Spectacle de la Cie Comme Si (91) vu le 15 juillet à 15H10 au théâtre des Lucioles dans le cadre d’Avignon OFF 2019. Du 5 au 28 juillet, sauf mardi.

 

Interprétation, mise en scène, chorégraphies : Clément Belhache, Caroline Maydat

Genre : danse théâtre

Public : tout public à partir de 5 ans

Durée : 1H

 

Un homme, une femme, deux clochards peut-être, se cherchent, s’observent, s’amusent de rien, s’entraident ou s’affrontent, autour d’un banc presque trop petit pour s’y asseoir à deux et qui sert d’unique décor à la proposition… Pas une parole, peu de musique, beaucoup de danse.

Présenté comme un spectacle mêlant mime, clown et danse, je m’attendais à un plus juste équilibre entre ces moyens d’expression.

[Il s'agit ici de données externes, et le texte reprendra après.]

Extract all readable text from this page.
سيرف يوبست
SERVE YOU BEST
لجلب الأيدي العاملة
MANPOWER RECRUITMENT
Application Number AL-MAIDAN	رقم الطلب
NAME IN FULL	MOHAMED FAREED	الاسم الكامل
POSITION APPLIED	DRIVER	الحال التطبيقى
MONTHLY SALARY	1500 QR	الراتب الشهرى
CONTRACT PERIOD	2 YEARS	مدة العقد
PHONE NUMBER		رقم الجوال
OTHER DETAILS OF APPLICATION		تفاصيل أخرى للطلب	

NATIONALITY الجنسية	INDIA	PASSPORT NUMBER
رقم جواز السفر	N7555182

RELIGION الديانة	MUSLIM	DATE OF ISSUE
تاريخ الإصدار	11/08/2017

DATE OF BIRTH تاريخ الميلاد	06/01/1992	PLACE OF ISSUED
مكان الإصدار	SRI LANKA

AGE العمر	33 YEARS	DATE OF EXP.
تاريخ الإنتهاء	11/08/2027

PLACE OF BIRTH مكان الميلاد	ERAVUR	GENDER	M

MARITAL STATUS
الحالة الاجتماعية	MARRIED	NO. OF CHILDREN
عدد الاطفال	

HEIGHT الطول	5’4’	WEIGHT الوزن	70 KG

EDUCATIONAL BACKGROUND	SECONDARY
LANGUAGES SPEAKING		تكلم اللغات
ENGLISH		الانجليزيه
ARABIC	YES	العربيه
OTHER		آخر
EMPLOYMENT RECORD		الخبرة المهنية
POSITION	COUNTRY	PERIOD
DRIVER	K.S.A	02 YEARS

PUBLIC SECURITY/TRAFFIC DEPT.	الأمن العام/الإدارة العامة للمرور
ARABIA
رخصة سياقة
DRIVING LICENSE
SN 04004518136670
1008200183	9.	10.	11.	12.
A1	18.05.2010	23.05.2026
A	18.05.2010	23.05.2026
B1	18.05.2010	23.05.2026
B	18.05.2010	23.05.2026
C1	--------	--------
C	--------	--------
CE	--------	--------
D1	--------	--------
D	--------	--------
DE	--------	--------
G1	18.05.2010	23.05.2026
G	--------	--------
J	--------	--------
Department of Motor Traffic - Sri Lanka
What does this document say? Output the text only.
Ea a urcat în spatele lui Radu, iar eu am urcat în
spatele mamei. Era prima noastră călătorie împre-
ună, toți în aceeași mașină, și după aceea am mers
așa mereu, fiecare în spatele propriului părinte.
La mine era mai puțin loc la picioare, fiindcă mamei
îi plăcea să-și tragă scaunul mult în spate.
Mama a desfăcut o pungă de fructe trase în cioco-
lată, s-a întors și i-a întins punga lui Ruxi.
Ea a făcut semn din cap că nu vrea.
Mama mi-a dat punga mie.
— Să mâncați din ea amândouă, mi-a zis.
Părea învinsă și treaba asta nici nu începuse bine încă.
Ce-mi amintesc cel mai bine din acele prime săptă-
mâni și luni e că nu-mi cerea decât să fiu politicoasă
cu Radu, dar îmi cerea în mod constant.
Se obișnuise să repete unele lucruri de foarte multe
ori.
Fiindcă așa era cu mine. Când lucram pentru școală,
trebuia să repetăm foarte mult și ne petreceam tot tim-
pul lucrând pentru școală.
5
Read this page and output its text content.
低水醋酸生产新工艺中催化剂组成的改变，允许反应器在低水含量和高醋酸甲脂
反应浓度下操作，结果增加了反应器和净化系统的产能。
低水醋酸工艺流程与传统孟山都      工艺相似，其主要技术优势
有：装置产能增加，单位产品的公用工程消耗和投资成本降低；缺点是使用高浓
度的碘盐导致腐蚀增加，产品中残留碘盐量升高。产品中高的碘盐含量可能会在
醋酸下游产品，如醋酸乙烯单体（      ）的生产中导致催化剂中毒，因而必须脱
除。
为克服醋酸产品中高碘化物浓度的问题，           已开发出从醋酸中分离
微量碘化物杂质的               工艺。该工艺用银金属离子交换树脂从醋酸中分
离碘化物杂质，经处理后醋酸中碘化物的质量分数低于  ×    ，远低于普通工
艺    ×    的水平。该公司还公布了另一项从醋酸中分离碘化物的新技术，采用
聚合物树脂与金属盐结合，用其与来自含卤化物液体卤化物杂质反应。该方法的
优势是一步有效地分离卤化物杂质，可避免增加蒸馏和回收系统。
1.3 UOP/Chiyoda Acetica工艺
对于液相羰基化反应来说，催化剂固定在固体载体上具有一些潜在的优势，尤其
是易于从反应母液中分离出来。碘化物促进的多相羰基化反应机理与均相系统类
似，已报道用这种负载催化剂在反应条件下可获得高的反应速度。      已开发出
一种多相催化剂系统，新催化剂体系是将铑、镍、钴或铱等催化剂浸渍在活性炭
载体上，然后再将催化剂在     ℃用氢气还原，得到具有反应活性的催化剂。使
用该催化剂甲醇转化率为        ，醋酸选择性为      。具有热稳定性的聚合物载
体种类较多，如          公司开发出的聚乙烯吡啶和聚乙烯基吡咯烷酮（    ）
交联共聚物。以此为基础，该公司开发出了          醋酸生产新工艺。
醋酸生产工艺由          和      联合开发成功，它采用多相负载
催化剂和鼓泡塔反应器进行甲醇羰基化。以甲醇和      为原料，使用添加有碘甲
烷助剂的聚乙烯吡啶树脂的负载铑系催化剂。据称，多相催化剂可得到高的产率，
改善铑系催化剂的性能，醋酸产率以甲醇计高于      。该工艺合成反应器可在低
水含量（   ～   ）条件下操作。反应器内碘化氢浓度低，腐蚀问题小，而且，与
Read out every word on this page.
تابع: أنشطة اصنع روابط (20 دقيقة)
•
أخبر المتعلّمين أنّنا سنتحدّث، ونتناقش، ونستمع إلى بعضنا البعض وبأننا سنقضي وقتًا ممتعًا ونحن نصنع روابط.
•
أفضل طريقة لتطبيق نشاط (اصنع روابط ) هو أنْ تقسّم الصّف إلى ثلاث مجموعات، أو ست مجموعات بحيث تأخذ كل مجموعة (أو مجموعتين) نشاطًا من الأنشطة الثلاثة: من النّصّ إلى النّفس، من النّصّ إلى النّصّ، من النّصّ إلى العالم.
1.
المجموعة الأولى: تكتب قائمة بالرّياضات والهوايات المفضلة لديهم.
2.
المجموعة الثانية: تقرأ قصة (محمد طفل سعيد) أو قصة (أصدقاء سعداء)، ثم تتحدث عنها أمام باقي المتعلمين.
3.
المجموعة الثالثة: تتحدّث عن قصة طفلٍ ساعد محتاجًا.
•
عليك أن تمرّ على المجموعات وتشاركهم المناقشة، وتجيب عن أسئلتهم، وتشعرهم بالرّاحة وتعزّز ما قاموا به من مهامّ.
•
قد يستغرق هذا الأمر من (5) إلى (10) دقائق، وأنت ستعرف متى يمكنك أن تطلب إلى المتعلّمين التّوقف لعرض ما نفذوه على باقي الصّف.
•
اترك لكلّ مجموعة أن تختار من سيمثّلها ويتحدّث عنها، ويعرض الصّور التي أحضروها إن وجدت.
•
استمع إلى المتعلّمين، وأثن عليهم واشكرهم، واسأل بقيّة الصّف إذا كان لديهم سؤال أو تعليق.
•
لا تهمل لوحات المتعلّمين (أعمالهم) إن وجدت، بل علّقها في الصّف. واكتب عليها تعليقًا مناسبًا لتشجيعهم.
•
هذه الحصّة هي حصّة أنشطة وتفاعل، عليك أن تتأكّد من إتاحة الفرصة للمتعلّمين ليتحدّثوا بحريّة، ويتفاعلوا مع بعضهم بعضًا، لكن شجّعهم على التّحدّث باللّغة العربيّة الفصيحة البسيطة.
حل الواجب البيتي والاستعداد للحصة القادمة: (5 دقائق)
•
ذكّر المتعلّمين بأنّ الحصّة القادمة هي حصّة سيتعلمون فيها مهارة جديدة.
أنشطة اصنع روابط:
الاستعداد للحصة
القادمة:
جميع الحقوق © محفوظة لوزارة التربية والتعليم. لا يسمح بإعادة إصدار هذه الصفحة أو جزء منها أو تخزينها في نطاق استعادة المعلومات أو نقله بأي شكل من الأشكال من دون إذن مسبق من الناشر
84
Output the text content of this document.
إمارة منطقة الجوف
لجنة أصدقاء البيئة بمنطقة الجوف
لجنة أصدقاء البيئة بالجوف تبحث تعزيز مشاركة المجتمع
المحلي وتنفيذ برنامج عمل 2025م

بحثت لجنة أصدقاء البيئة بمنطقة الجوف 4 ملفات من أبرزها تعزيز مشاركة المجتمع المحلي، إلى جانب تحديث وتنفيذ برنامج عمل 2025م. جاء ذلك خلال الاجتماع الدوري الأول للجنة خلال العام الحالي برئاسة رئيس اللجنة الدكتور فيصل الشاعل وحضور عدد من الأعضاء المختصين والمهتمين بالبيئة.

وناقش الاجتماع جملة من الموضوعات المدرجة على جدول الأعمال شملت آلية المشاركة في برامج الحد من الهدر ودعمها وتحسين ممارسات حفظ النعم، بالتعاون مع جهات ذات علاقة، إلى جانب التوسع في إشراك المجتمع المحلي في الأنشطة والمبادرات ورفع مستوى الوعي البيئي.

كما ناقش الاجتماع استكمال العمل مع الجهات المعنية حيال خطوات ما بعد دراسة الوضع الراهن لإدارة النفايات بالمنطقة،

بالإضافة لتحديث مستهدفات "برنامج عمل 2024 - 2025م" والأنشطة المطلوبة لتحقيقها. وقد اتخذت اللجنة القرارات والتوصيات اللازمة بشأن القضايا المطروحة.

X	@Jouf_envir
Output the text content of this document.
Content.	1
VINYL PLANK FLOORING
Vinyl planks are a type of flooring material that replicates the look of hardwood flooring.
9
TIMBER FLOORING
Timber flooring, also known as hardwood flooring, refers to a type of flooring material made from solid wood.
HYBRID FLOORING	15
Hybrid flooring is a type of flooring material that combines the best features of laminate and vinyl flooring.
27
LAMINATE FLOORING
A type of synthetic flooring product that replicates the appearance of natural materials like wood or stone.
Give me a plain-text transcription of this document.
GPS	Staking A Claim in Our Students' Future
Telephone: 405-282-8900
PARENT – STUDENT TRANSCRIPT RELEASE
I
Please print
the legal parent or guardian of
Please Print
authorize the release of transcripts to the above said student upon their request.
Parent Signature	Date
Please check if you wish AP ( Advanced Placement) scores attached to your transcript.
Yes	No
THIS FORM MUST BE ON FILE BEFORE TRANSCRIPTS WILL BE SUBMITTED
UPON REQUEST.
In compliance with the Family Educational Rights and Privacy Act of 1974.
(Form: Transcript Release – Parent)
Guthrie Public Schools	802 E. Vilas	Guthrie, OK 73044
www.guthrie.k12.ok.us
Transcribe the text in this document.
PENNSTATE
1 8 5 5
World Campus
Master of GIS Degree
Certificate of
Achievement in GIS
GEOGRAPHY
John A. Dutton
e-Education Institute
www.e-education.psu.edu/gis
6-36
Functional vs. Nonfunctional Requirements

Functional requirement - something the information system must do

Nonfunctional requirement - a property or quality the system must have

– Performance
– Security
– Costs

La danse reste pour un moi un langage quelque peu ésotérique, surtout lorsqu’elle s’exécute en silence….Déstabilisée, je n’ai pas réussi à « accrocher », à saisir  le fil de cette histoire. Avant de comprendre qu’il était juste question de deux individus un peu paumés, cherchant à combler le vide, à passer le temps, en joignant leur solitude respective : « Deux rien » !

De fait, je n’ai pas réussi à « entrer dans le jeu », et je dois dire que j’ai trouvé le temps un peu long… Néanmoins, j’ai apprécié la belle bande musicale (que j’aurais aimée bien plus présente) et les « Trois petites notes de musique » d’Yves Montand, qui m’ont emportée pour quelques instants de légèreté. J’ai été sensible à quelques moments poétiques, comme la scène où « Lui » manipule « Elle »comme une marionnette ou une poupée de chiffons, avec juste une impulsion du doigt en différents points de son corps. Et j’ai noté quelques moments d’une drôlerie ténue…

 

Si j’en crois les commentaires que j’ai pu entendre ou lire par ailleurs, il semble que ce spectacle ait trouvé son public, et c’est tant mieux. Même si je suis désolée de ne pas en faire vraiment partie…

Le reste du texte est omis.